Я прерываю разговорчивого дядьку на полуслове:

— Извините, пожалуйста, у меня сейчас небольшое собрание… Можно я Вам минут через пять перезвоню на этот номер?

Ну, естественно, он не против!

— Аика, что ты творишь? — это мне вместо «Здравствуй, дочка» и нежных материнских объятий.

— Привет, мам, отлично выглядишь! — я прячу телефон в задний карман джинсов и руки придерживаю там же, за спиной, чтобы они невзначай не потянулись к родительнице. — А ты почему без девчонок приехала?

— Они учатся, — мама на мгновение теряется, но, спохватившись, цепляется за своё негодование: — Ты забыла, где находишься? Что ты меня позоришь?

— Перед кем, мам? Разве ты хоть кого-нибудь знаешь из этого сброда?

Я вглядываюсь в такие родные и совершенно чужие глаза.

Мам, это же я! Обними меня… Я даже не буду сопротивляться. Сейчас не буду…

Но старый хрен с лопатой вдруг громко командует:

— Так, прощаемся по-быстрому! Сначала родные!

— Пойдём прощаться, потом поговорим, — шепчет мама и прикасается… к моему рукаву. Тянет за него и напутствует: — Поцелуешь сначала иконку…

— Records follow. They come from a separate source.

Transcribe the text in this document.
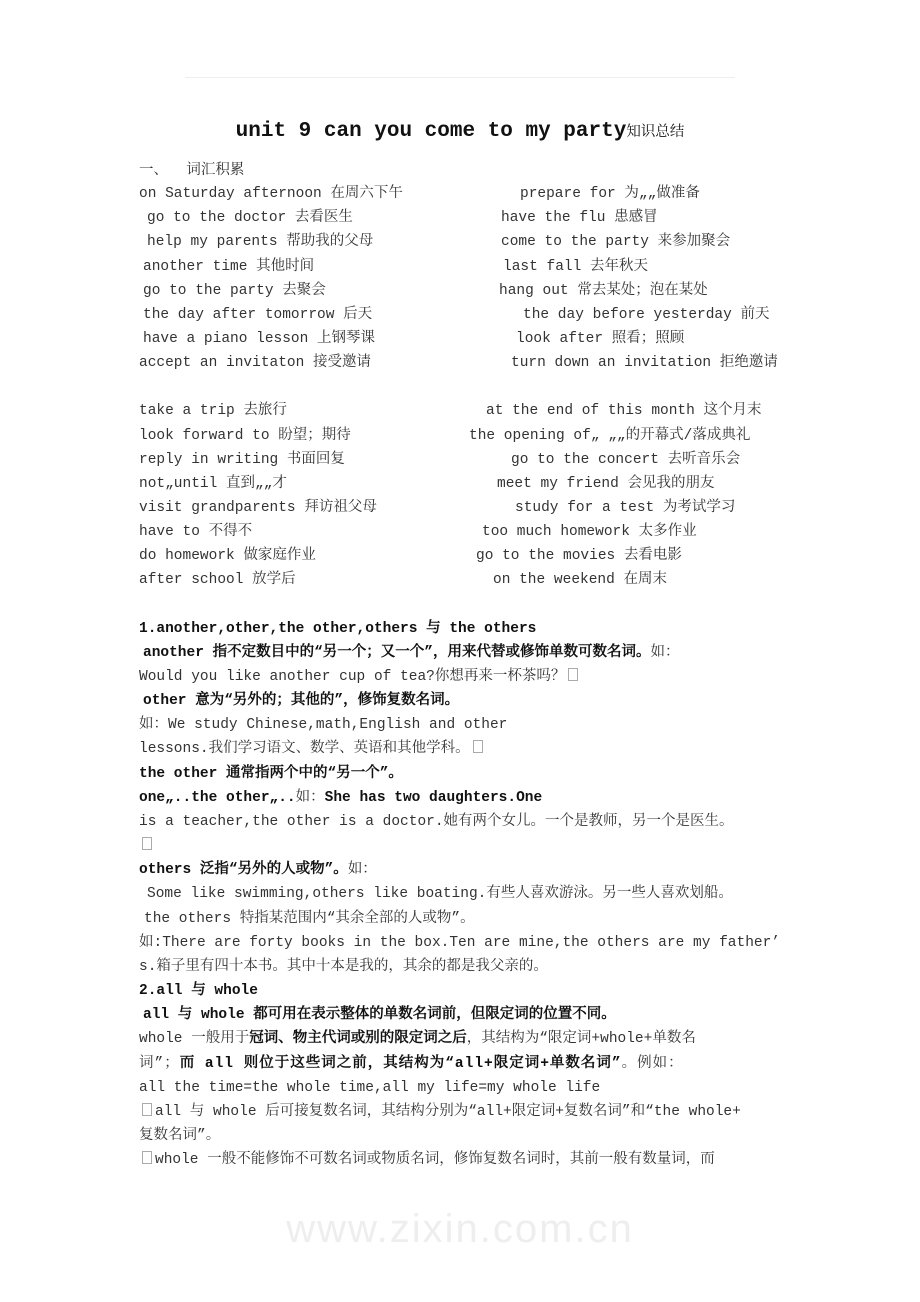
www.zixin.com.cn
unit 9 can you come to my party知识总结
一、    词汇积累
on Saturday afternoon 在周六下午	prepare for 为„„做准备
go to the doctor 去看医生	have the flu 患感冒
help my parents 帮助我的父母	come to the party 来参加聚会
another time 其他时间	last fall 去年秋天
go to the party 去聚会	hang out 常去某处；泡在某处
the day after tomorrow 后天	the day before yesterday 前天
have a piano lesson 上钢琴课	look after 照看；照顾
accept an invitaton 接受邀请	turn down an invitation 拒绝邀请
take a trip 去旅行	at the end of this month 这个月末
look forward to 盼望；期待	the opening of„ „„的开幕式/落成典礼
reply in writing 书面回复	go to the concert 去听音乐会
not„until 直到„„才	meet my friend 会见我的朋友
visit grandparents 拜访祖父母	study for a test 为考试学习
have to 不得不	too much homework 太多作业
do homework 做家庭作业	go to the movies 去看电影
after school 放学后	on the weekend 在周末
1.another,other,the other,others 与 the others
another 指不定数目中的“另一个；又一个”，用来代替或修饰单数可数名词。如：
Would you like another cup of tea?你想再来一杯茶吗？
other 意为“另外的；其他的”，修饰复数名词。
如：We study Chinese,math,English and other
lessons.我们学习语文、数学、英语和其他学科。
the other 通常指两个中的“另一个”。
one„..the other„..如：She has two daughters.One
is a teacher,the other is a doctor.她有两个女儿。一个是教师，另一个是医生。
others 泛指“另外的人或物”。如：
Some like swimming,others like boating.有些人喜欢游泳。另一些人喜欢划船。
the others 特指某范围内“其余全部的人或物”。
如:There are forty books in the box.Ten are mine,the others are my father’
s.箱子里有四十本书。其中十本是我的，其余的都是我父亲的。
2.all 与 whole
all 与 whole 都可用在表示整体的单数名词前，但限定词的位置不同。
whole 一般用于冠词、物主代词或别的限定词之后，其结构为“限定词+whole+单数名
词”；而 all 则位于这些词之前，其结构为“all+限定词+单数名词”。例如：
all the time=the whole time,all my life=my whole life
all 与 whole 后可接复数名词，其结构分别为“all+限定词+复数名词”和“the whole+
复数名词”。
whole 一般不能修饰不可数名词或物质名词，修饰复数名词时，其前一般有数量词，而
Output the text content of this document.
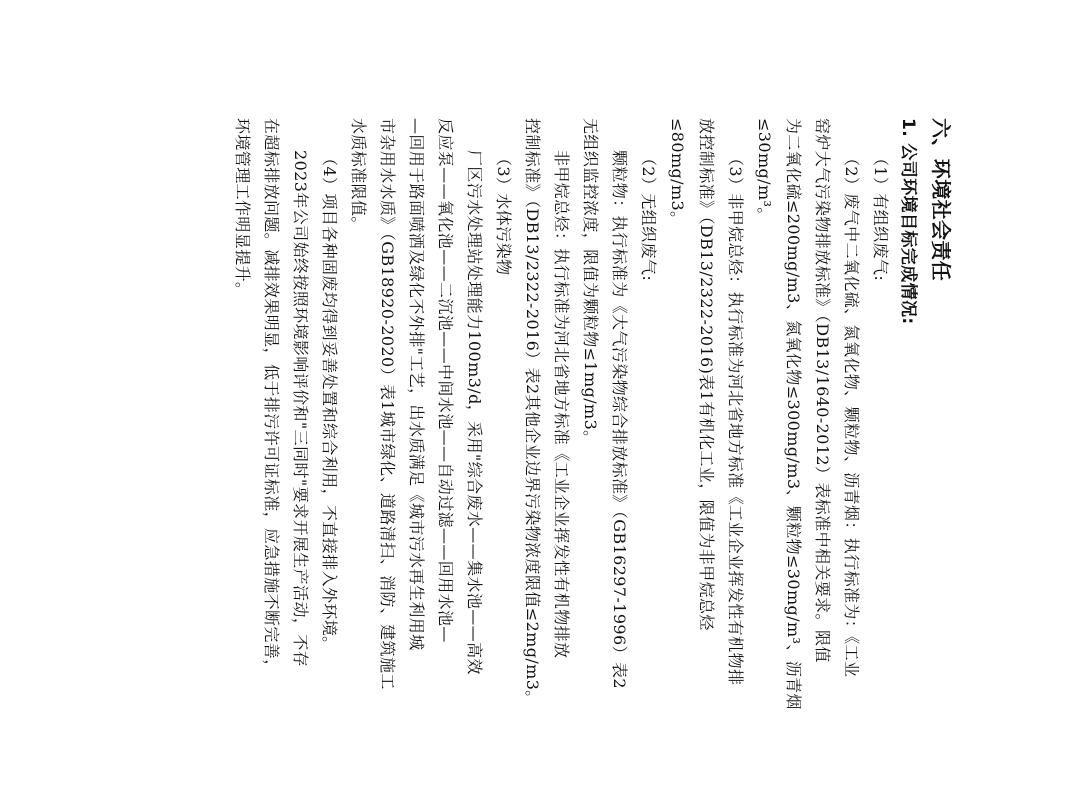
六、环境社会责任
1. 公司环境目标完成情况:
（1）有组织废气:
（2）废气中二氧化硫、氮氧化物、颗粒物、沥青烟：执行标准为：《工业
窑炉大气污染物排放标准》（DB13/1640-2012）表标准中相关要求。限值
为二氧化硫≤200mg/m3、氮氧化物≤300mg/m3、颗粒物≤30mg/m³、沥青烟
≤30mg/m³。
（3）非甲烷总烃：执行标准为河北省地方标准《工业企业挥发性有机物排
放控制标准》（DB13/2322-2016)表1有机化工业，限值为非甲烷总烃
≤80mg/m3。
（2）无组织废气:
颗粒物：执行标准为《大气污染物综合排放标准》（GB16297-1996）表2
无组织监控浓度，限值为颗粒物≤1mg/m3。
非甲烷总烃：执行标准为河北省地方标准《工业企业挥发性有机物排放
控制标准》（DB13/2322-2016）表2其他企业边界污染物浓度限值≤2mg/m3。
（3）水体污染物
厂区污水处理站处理能力100m3/d，采用"综合废水——集水池——高效
反应泵——氧化池——二沉池——中间水池——自动过滤——回用水池—
—回用于路面喷洒及绿化不外排"工艺，出水质满足《城市污水再生利用城
市杂用水水质》（GB18920-2020）表1城市绿化、道路清扫、消防、建筑施工
水质标准限值。
（4）项目各种固废均得到妥善处置和综合利用，不直接排入外环境。
2023年公司始终按照环境影响评价和"三同时"要求开展生产活动，不存
在超标排放问题。减排效果明显，低于排污许可证标准，应急措施不断完善，
环境管理工作明显提升。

Я резко вырываюсь и отрицательно качаю головой.

Нет! Я не буду! Она… Она совсем другая была!

— Айка! — мама злится, но мы привлекаем к себе слишком много внимания. В конце концов, она машет на меня рукой и спешит к гробу.

Бабань, тебе ведь не нужны мои поцелуи, правда? Ты и живая меня никогда не целовала… А я … лучше потом приду, ладно? Когда здесь не будет чужих… Никого, кроме нас, не будет…

Я отступаю назад, натыкаясь на могильную оградку, быстро огибаю её и, петляя между соснами, тороплюсь скрыться от назойливых липких взглядов. Мой верный «Зверь», мощный скутер, покладисто ждёт меня, опершись на сосну. Нежно глажу оплётку руля…

Соскучился? Сейчас рванём…

Ой! Я же мужику не позвонила, вот дура!

— И снова здравствуйте! Да, это я, прошу прощения за ожидание… Так на чём мы остановились?..

Как же меня вымотал этот дотошный козёл! Пришлось прибегнуть к военной хитрости, чтобы нудный дядя Вася, наконец, перестал меня допрашивать и растопырил уши.

— Василий, а может всё же другой вариант? Неудобно перед людьми, они задаток готовят… Хорошо-хорошо, уговорили! Да, через час буду, — с облегчением нажимаю отбой.